On peut citer l’exemple assez représentatif du marché des obligations « vertes » 5. Il s’agissait auparavant d’un marché d’Etats et d’institutions publiques, mais il fut investi par les grandes entreprises et les banques qui y jouent désormais un rôle prépondérant. Ces acteurs privés suivent bien évidemment une logique de rentabilité inhérente au marché. Quand bien même ce type de solution peut drainer beaucoup de capitaux, il ne faut pas oublier la réalité de l’instabilité financière expliquée par Minsky. Si la transition dépend à ce point des marchés, à ce jour trop instables et peu régulés, rien ne prouve qu’elle soit viable.

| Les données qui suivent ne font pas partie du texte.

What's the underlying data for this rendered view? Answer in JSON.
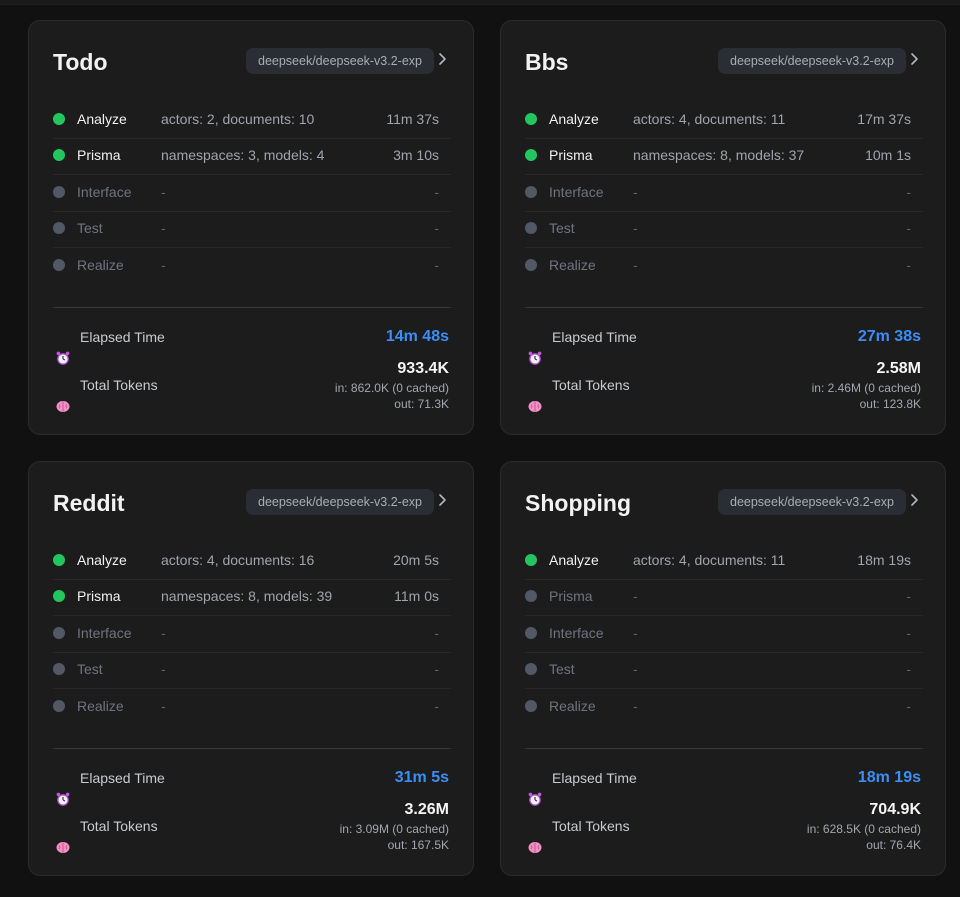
{
  "cards": [
    {
      "title": "Todo",
      "model": "deepseek/deepseek-v3.2-exp",
      "phases": [
        {
          "name": "Analyze",
          "detail": "actors: 2, documents: 10",
          "time": "11m 37s",
          "status": "done"
        },
        {
          "name": "Prisma",
          "detail": "namespaces: 3, models: 4",
          "time": "3m 10s",
          "status": "done"
        },
        {
          "name": "Interface",
          "detail": "-",
          "time": "-",
          "status": "pending"
        },
        {
          "name": "Test",
          "detail": "-",
          "time": "-",
          "status": "pending"
        },
        {
          "name": "Realize",
          "detail": "-",
          "time": "-",
          "status": "pending"
        }
      ],
      "elapsed_label": "Elapsed Time",
      "elapsed": "14m 48s",
      "tokens_label": "Total Tokens",
      "tokens_total": "933.4K",
      "tokens_in": "in: 862.0K (0 cached)",
      "tokens_out": "out: 71.3K"
    },
    {
      "title": "Bbs",
      "model": "deepseek/deepseek-v3.2-exp",
      "phases": [
        {
          "name": "Analyze",
          "detail": "actors: 4, documents: 11",
          "time": "17m 37s",
          "status": "done"
        },
        {
          "name": "Prisma",
          "detail": "namespaces: 8, models: 37",
          "time": "10m 1s",
          "status": "done"
        },
        {
          "name": "Interface",
          "detail": "-",
          "time": "-",
          "status": "pending"
        },
        {
          "name": "Test",
          "detail": "-",
          "time": "-",
          "status": "pending"
        },
        {
          "name": "Realize",
          "detail": "-",
          "time": "-",
          "status": "pending"
        }
      ],
      "elapsed_label": "Elapsed Time",
      "elapsed": "27m 38s",
      "tokens_label": "Total Tokens",
      "tokens_total": "2.58M",
      "tokens_in": "in: 2.46M (0 cached)",
      "tokens_out": "out: 123.8K"
    },
    {
      "title": "Reddit",
      "model": "deepseek/deepseek-v3.2-exp",
      "phases": [
        {
          "name": "Analyze",
          "detail": "actors: 4, documents: 16",
          "time": "20m 5s",
          "status": "done"
        },
        {
          "name": "Prisma",
          "detail": "namespaces: 8, models: 39",
          "time": "11m 0s",
          "status": "done"
        },
        {
          "name": "Interface",
          "detail": "-",
          "time": "-",
          "status": "pending"
        },
        {
          "name": "Test",
          "detail": "-",
          "time": "-",
          "status": "pending"
        },
        {
          "name": "Realize",
          "detail": "-",
          "time": "-",
          "status": "pending"
        }
      ],
      "elapsed_label": "Elapsed Time",
      "elapsed": "31m 5s",
      "tokens_label": "Total Tokens",
      "tokens_total": "3.26M",
      "tokens_in": "in: 3.09M (0 cached)",
      "tokens_out": "out: 167.5K"
    },
    {
      "title": "Shopping",
      "model": "deepseek/deepseek-v3.2-exp",
      "phases": [
        {
          "name": "Analyze",
          "detail": "actors: 4, documents: 11",
          "time": "18m 19s",
          "status": "done"
        },
        {
          "name": "Prisma",
          "detail": "-",
          "time": "-",
          "status": "pending"
        },
        {
          "name": "Interface",
          "detail": "-",
          "time": "-",
          "status": "pending"
        },
        {
          "name": "Test",
          "detail": "-",
          "time": "-",
          "status": "pending"
        },
        {
          "name": "Realize",
          "detail": "-",
          "time": "-",
          "status": "pending"
        }
      ],
      "elapsed_label": "Elapsed Time",
      "elapsed": "18m 19s",
      "tokens_label": "Total Tokens",
      "tokens_total": "704.9K",
      "tokens_in": "in: 628.5K (0 cached)",
      "tokens_out": "out: 76.4K"
    }
  ],
  "colors": {
    "done": "#22c55e",
    "pending": "#525866",
    "elapsed_accent": "#3b8ef5"
  },
  "icons": {
    "elapsed": "alarm-clock-icon",
    "tokens": "brain-icon",
    "open": "chevron-right-icon"
  }
}
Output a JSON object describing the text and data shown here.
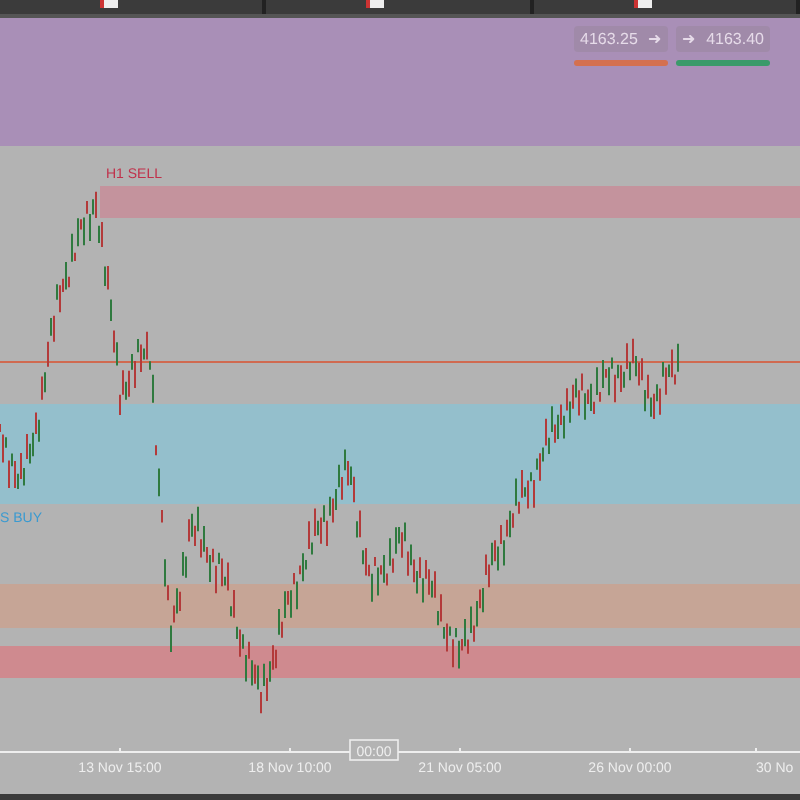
{
  "quote": {
    "sell": {
      "price": "4163.25",
      "arrow": "➜"
    },
    "buy": {
      "price": "4163.40",
      "arrow": "➜"
    }
  },
  "zones": [
    {
      "color": "#a98fb7"
    },
    {
      "color": "#c4939d",
      "label": "H1 SELL"
    },
    {
      "color": "#94bfcc",
      "label": "S BUY"
    },
    {
      "color": "#c6a596"
    },
    {
      "color": "#cf8a8f"
    }
  ],
  "time_axis": {
    "ticks": [
      "13 Nov 15:00",
      "18 Nov 10:00",
      "21 Nov 05:00",
      "26 Nov 00:00",
      "30 No"
    ],
    "cursor": "00:00"
  }
}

De plus, le caractère écologique de certains projets est discutable et, plus largement, ne présente pas de véritables fondements juridiques. La logique de marché tous azimuts prend le pas sur un cadre institutionnel inexistant, et aucune vérification ou contrainte d’utilisation sur les obligations vertes n’existe. Autrement dit, rien ne prouve que l’obligation aide au financement d’une activité proprement verte, et cela implique probablement déjà le développement du greenwashing.

Les dérèglements économiques sont donc bien réels, et poussent l’Union à repenser de toute urgence son socle de construction. L’économie doit laisser place à des mesures politiques.

L’innovation technologique, même à l’échelle européenne, ne suffira pas

Il est indéniable que d’importantes avancées dans la décarbonation des transports ont été faites depuis 1990. Mais pour beaucoup de spécialistes, certaines technologies semblent ne pas pouvoir survivre sans les énergies fossiles ; c’est le cas pour le secteur aérien.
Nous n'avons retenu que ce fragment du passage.